Cape May City Council heard a presentation on the city’s finances, with Chief Financial Officer Neil Young predicting a positive current fund balance at the end of the fiscal year. “The city is in great financial shape,” Young said. 

County officials noted that metrics, like occupancy tax revenues, are down across the board. Young pointed to similar losses, in Cape May, but he also showed the revenues rebounded after a disastrous early part to the tourist season, as crowds grew, and visits lengthened. Revenues will not hit budgeted levels, but they will be at levels that can be offset by strict control over expenses, Young argued. 

Municipal, State Activities 

Municipalities remained active, advancing projects despite the pandemic’s added burden. 

In Middle Township, efforts to calm traffic, at the Martin Luther King Recreation Center, are proceeding. The municipality approved a four-way stop at George and Main streets. Even the historic Whitesboro School, owned by the municipality, will be getting a facelift, with a new coat of paint. 

Upper Township is discussing traffic safety improvements for Tuckahoe Road (CR 631). 

The county announced a new overdose fatality review team. Funded with dollars from the Centers for Disease Control and Prevention and the state Health Department, the team hopes to provide insights that will help better align state and county resources to slow the growing problem of opioid abuse and death. 

The Cape May Lewes Ferry terminal, in North Cape May, established a new drop-off site for medications. The program reduces the likelihood that unused medications will fall into the wrong hands or even be an incentive to burglary. 

Trenton is considering a bill that will establish the Community College Opportunity Grant program that has been piloted for the last two years.

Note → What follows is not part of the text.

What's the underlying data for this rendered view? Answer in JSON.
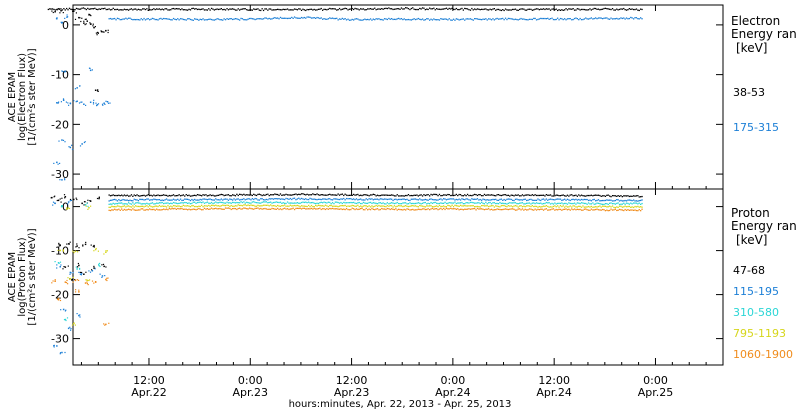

The program offers state “last dollar in” grants to ensure that eligible students who qualified for available federal grants will get the funding necessary to cover any remaining tuition and fees. 

The state Judiciary announced that counties will be, once again, impaneling and presenting evidence to grand juries. Virtual sessions must begin by Dec. 1. In-person sessions can be arranged, as long as all public health protocols are observed. 

First District Sen. Michael Testa and Assemblymen Antwan McClellan and Erik Simonsen (all R-1st) proposed a bill that will require health benefit plans to cover the cost of appropriately recommended mammograms. The bill coincides with National Breast Cancer Awareness Month. 

Middle Township announced the membership of its Law Enforcement Community Engagement Committee, a positive measure that grew out of discussions during recent protests over policing and racial bias. The municipality believes the committee will help further what is already an active community policing effort. 

Middle Township hopes to hold a public hearing, in November, before a Planning Board vote on the municipality’s master plan reexamination document. 

And… 

Cape Issues, a long-standing citizen group, focused on important issues to the county, argued that now may be the time to begin formal consideration of long-standing educational issues. 

The Herald explored the life and impact of Dr. Carl McIntire, who left an indelible mark on Cape May.